Von:  DonnerGloeckchen
2011-06-14T09:56:11+00:00 14.06.2011 11:56
hm, definitiv interessant! bin gespannt wie´s weiter geht!! :)
Von: abgemeldet
2011-06-13T21:51:37+00:00 13.06.2011 23:51
hi

und wieder ein tolles kapi^^
guter einfall von kakashi sich als zivilisten zu verkleiden^^
yuhu endlich taucht madara auf XD( er ist zwar der bösewicht aber iwi finde ich seinen chara und seine story toll ^^°)
aber könntest du tenzou entweder tenzou oder yamato nennen, das verwirrt einen beim lesen =)
freu mich schon wenns weiter gehts

lg deamon-of-light

PS: ich glaube naruto und sakura sprechen yamato mit yamato sensei an, bin mir aber nicht 100% sicher =)

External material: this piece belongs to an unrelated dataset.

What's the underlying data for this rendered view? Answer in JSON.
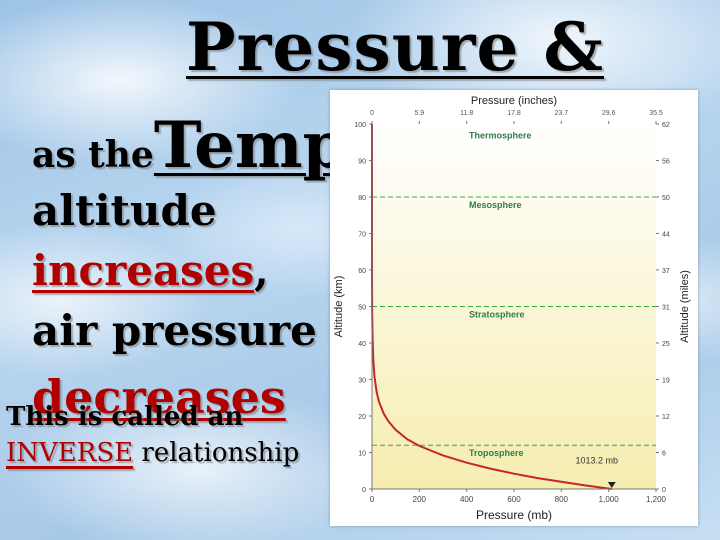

PPS: yup ich hatte ein schönes wochenende und genieße noch den freien dienstag^^
Von: abgemeldet
2011-05-09T14:23:41+00:00 09.05.2011 16:23
tolles kapi^^(da hat sich das 'lange' warten doch gelohnt XD)
yeah dann kanns ja losgehen mit der mission =)
der unfreiwilige abgang von yamato war geil XD
bin mal gespannt was madara mal wieder ausheckt^^

freu mich schon auf das nächste kapi

LG deamon

PS: du hast mir heute den tag gerettet,
lag krank im bett =( hatte jetzt wenigstens was zu lesen^^
Von:  DonnerGloeckchen
2011-04-12T19:54:23+00:00 12.04.2011 21:54
ooohh...jetzt will ich aber mehr wissen!^^

Gefällt mir richtig gut, bin definitiv weiter dabei!

*favo*
Von:  Schattenfeder
2011-04-09T06:52:44+00:00 09.04.2011 08:52
Ich liebe deinen Schreibstil :3
Bitte mach schnell weiter.
Was hat es wohl mit dem Fluch auf sich?
Arg ich bin ja so gespannt!
Von: abgemeldet
2011-04-08T05:25:50+00:00 08.04.2011 07:25
Tolles kapi^^
das mit dedm fluch ist ja interesant =)
I Love your schreibstil =)
Ich find du kannst voll gut und ausführlich schreiben^^
Freu mich schon auf das nächste kapi
LG deamon-of-light

PS:Bin ich etwa die einzige kommi-schreiberin????
Und das owohlk die geschichte so gut ist^^
Von: abgemeldet
2011-03-31T11:57:11+00:00 31.03.2011 13:57
Cool das kapi ist toll^^
jo kakashi hat gewonnen *kakashi-fahn schwenk*=)
will mal wissen was neiji gefunden hat.
dein schreibstil ist cool^^
und der teil mit sakura, naruto, ino& co war auch lustig
"welcher sensei ist stärker" =)

LG deamon-of-light

PS: könnte ich zum nächsten chapter ein ENS bekommen???